The leftist government of Ecuador, under pressure from the Obama administration for considering a request for sanctuary from the American intelligence leaker Edward Snowden, announced Thursday that it will back out of a preferential trade pact with the United States that top Ecuadoran officials say is being used to blackmail their country.
Jose Jacome/EPA - Ecuadorean President Rafael Correa smiles at the crowd during a military act at the Presidential Palace in Quito, Ecuador, June 24, 2013.
The move, which President Rafael Correa’s government described as unilateral, came a day after the chairman of the Senate Foreign Relations Committee pledged to do all he could to block trade benefits for Ecuador should it grant Snowden political asylum.
“Our government will not reward countries for bad behavior,” Sen. Robert Menendez (D-N.J.) said in a statement Wednesday. “Trade preferences are a privilege granted to nations, not a right.”
Snowden, the former National Security Agency contractor who is presumed to be in Moscow, has asked for asylum in Ecuador. While the government has made no decision in response to the request, Foreign Minister Ricardo Patiño voiced sympathy for the 30-year-old fugitive in lengthy comments Monday.

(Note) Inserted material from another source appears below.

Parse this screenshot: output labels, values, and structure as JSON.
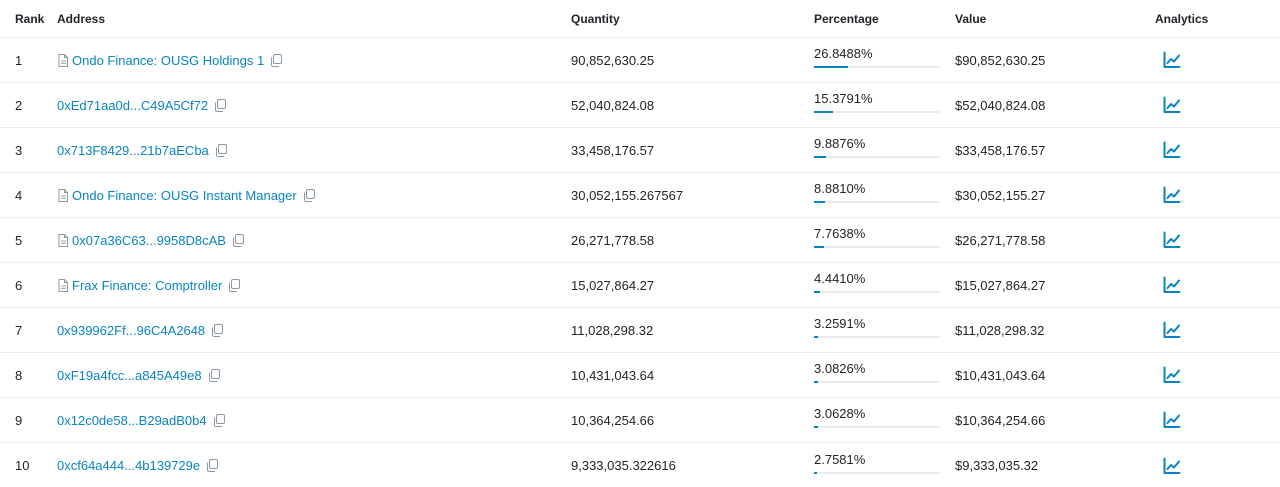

At a news conference Thursday, Minister of Communications Fernando Alvarado pushed back at perceived efforts to influence Ecuador’s decision. It “doesn’t accept pressure or threats from anybody, and it doesn’t trade its principles or give them up for commercial interests, no matter how important,” the Quito-based newspaper El Comercio quoted him as saying.
Alvarado said his country “unilaterally and irrevocably renounces those trade preferences” and defiantly quipped that Ecuador would provide $23 million to the Obama administration for human rights training.
Later in the day, Correa said that Snowden would have to make it to Ecuador or get inside one of its embassies to have his bid for asylum processed. Snowden “is not in Ecuadorian territory so, technically, we cannot process his request,” the president said.
The Andean Trade Promotion and Drug Eradication Act has allowed Ecuadoran exporters of flowers, tuna, artichokes and many other products to ship tariff-free to the United States.
“The preferences were authorized for Andean countries as compensation for the fight against drugs but soon became a new instrument of pressure,” Alvarado said.
The pact was designed to help generate jobs in countries involved in the drug trade; although Ecuador does not produce cocaine, it is an important drug conduit and is vulnerable to organized crime groups because of its weak institutions, according to State Department counternarcotics officials.
Within Congress, the decision to pull out of the pact may have been eased by long-standing opposition to it, which had been growing even before Snowden’s asylum request. Lawmakers have been sharply critical of Correa for his country’s ties to Iran and for having given sanctuary to WikiLeaks founder Julian Assange in Ecuador’s London embassy.